一路行走,直到了一處寫有手術室字樣的房門之外,幾名女兵在這裡站崗。雖然有女兵跟隨,可以證明是自己人,金曼雲依舊被擋了駕,只能在外面等。
內外阻隔,看不清情形,只能看到從裡面偶爾走出一個高大的外國男人,手套上滿是血汙。在外面休息一陣,再轉身回去。這個洋人目光陰鷙,也沒人敢去搭話。直到他抽了兩隻香菸回去,女兵們才開始小聲的議論。
「今天這已經是第七個了。」
「是啊,大太太真拼命。這樣的話,人會累慘的。」
「沒辦法,前線打的太慘,我聽說,咱們魯軍從來沒打過這樣的苦仗。每天都有很多弟兄犧牲或是受傷,大太太總說,我們這裡辛苦一點,就能從閻王手裡,多搶一條命回來,幫著山東人打仗,所以她不怕苦。可是總這麼拼,怎麼得了?」
金曼雲驚訝地問道:「怎麼?伯母會做外科手術?」
「沒有。手術是普魯士的醫療專家負責,就是剛才出來的洋鬼子,大太太負責打下手。可是那也很累啊,大太太是什麼人,怎麼幹的了這個。好在鳳喜姐在裡面幫忙,可就算是這樣,那也不該是大太太乾的活。又髒又累的……」
話音剛落,忽然聽到裡面傳來一聲巨響,還有女子的叫聲傳出來。
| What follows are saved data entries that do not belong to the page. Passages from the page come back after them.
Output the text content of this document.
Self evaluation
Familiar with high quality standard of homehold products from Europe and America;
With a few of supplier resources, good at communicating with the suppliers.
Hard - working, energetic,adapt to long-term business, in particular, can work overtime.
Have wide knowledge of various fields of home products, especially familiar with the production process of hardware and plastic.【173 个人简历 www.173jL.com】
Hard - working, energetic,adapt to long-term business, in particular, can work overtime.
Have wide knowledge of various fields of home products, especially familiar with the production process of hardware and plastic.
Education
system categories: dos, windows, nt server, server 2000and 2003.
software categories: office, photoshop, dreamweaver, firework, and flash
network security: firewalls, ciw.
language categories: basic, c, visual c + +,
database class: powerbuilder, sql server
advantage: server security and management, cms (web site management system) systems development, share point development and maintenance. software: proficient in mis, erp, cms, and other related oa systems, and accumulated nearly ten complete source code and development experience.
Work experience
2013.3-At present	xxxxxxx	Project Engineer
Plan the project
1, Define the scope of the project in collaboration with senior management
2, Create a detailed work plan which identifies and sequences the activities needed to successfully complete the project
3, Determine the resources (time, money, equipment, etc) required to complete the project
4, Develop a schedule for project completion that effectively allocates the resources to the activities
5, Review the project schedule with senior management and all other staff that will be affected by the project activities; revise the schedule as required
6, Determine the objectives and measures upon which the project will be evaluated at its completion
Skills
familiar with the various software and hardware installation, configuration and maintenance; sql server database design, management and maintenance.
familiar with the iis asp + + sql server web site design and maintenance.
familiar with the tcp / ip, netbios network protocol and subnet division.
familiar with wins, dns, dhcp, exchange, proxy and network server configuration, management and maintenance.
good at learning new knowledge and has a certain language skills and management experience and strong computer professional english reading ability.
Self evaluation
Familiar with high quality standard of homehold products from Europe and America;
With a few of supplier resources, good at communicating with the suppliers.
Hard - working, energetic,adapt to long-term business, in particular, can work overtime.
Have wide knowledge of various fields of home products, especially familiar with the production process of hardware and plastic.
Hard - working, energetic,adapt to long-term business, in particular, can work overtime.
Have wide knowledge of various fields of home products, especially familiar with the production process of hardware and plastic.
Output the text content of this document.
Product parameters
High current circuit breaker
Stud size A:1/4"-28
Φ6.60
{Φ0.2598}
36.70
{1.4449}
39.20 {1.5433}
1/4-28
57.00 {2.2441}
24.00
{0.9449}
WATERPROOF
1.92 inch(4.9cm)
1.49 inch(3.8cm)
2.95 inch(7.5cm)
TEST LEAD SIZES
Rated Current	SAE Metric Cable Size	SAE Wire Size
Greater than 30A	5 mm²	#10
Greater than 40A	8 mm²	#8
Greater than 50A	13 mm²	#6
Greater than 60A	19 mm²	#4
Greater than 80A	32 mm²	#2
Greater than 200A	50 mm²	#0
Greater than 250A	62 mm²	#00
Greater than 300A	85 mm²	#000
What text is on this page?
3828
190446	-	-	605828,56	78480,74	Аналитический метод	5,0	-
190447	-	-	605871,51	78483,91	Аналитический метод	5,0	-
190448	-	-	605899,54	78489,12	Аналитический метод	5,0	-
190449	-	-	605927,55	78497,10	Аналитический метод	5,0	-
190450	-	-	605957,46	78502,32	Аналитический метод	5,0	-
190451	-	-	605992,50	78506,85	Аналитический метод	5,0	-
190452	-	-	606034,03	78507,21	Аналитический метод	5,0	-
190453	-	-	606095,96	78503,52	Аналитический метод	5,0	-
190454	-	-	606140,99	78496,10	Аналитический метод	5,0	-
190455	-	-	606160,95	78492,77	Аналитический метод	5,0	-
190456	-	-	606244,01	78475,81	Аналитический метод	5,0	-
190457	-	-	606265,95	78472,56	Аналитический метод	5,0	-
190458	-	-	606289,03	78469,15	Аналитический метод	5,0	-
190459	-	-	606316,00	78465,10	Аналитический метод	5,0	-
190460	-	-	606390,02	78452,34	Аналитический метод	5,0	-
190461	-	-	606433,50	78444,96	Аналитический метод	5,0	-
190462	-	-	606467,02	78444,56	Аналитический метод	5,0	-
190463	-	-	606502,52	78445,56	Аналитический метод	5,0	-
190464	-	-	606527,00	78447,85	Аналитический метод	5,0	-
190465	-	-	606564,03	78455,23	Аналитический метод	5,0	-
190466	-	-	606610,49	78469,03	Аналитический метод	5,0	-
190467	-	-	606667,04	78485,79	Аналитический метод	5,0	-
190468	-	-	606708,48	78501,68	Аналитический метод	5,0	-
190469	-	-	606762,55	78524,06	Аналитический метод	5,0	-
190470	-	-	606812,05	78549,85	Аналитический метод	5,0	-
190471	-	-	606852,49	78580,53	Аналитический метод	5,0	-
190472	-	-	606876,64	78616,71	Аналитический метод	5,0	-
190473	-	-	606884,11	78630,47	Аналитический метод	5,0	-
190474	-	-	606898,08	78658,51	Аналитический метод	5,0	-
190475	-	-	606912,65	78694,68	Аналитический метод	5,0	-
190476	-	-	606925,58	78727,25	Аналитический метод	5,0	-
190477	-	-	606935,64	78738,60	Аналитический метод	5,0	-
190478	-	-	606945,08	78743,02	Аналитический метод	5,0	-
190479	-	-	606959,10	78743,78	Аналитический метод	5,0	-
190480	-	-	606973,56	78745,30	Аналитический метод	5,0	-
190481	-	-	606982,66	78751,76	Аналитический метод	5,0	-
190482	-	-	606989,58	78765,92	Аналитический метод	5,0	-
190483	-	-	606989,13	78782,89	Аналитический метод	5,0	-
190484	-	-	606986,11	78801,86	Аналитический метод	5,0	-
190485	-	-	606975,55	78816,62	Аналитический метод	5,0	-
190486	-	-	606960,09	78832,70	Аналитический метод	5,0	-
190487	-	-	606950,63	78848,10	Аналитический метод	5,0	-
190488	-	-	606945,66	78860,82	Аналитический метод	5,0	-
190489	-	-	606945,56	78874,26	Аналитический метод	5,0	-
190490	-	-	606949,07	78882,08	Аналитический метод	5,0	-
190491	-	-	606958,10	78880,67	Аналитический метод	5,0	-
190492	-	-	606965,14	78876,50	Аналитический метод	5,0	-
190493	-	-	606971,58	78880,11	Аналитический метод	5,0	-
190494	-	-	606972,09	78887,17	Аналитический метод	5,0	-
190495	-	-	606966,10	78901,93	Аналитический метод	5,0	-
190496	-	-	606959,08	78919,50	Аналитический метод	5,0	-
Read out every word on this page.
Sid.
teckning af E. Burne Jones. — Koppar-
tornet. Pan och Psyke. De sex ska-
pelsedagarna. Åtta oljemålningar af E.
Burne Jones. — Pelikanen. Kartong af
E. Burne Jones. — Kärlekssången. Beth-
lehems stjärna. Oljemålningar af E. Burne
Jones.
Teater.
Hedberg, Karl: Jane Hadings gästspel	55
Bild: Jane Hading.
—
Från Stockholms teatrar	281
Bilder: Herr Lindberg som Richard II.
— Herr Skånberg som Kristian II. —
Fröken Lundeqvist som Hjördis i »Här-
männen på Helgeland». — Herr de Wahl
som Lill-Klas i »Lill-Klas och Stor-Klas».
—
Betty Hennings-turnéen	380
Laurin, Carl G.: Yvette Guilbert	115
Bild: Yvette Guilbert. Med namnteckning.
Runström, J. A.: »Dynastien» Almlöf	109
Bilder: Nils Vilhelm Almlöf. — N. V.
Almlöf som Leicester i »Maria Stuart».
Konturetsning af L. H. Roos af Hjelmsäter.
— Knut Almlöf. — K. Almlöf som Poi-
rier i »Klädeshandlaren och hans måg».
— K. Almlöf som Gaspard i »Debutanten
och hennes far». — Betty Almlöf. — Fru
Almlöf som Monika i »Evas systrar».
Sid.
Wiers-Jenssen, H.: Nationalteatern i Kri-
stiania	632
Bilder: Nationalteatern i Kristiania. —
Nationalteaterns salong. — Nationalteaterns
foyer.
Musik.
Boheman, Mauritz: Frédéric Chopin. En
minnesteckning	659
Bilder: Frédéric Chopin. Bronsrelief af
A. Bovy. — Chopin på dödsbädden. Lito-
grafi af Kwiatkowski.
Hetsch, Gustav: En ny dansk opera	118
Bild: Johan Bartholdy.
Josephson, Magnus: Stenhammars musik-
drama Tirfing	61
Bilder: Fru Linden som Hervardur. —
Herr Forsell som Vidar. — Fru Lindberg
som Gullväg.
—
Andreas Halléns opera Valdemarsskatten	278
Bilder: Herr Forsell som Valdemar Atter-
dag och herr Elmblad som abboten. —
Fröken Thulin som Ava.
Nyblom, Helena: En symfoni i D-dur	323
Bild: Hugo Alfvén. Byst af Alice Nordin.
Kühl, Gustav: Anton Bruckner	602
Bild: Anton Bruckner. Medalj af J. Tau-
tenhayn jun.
不等金曼雲明白怎麼回事,只覺得眼前一花,接下來,與她談話的女兵,就已經衝到了手術室內。
隨即就聽到裡面一陣忙亂,有人叫道:「大太太昏倒了,快來人!」很快,兩個女兵抬著擔架,就衝向了另一邊的休息室,名為九姑娘的女子,和另一個女人,緊跟在一旁一起奔跑,邊跑邊道:「大太太,您可不能有事。您要是有個好歹,大帥非宰了我們不可。」
雖然蘇寒芝很快就甦醒過來,但是普魯士的外科專家膽子再大,也不敢再用她當助手,只好讓她注意休息,否則自己就罷工。也正因此,金曼雲才有機會跟她說話。
春季的時分,天氣還不是太熱,可是蘇寒芝整個人的頭髮都貼在額頭上,臉上滿是汗水。鳳喜在一旁邊給她擦汗,自己邊擦眼淚,她反倒安慰鳳喜。
「哭什麼,我又沒事。其實就是我身子骨不夠好,看你跟我一起忙,就什麼事都沒有。終歸還是得練武,有個好身子骨才能幹大事。等打完仗,你教我練拳吧。冠侯要是敢罵你,我就打他。」又朝金曼雲一笑「金小姐,我本來是想幫點忙,沒想到,反倒讓你看笑話了。」
以姿色而論,蘇寒芝雖然漂亮,但是見慣了名媛佳麗的金曼雲未必怎麼在意。何況她現在神態狼狽,精神也甚是憔悴,按說姿色上,更是不如平時。可不知為什麼,金曼雲見到此時的蘇寒芝,心中升起的念頭卻是:自慚形穢。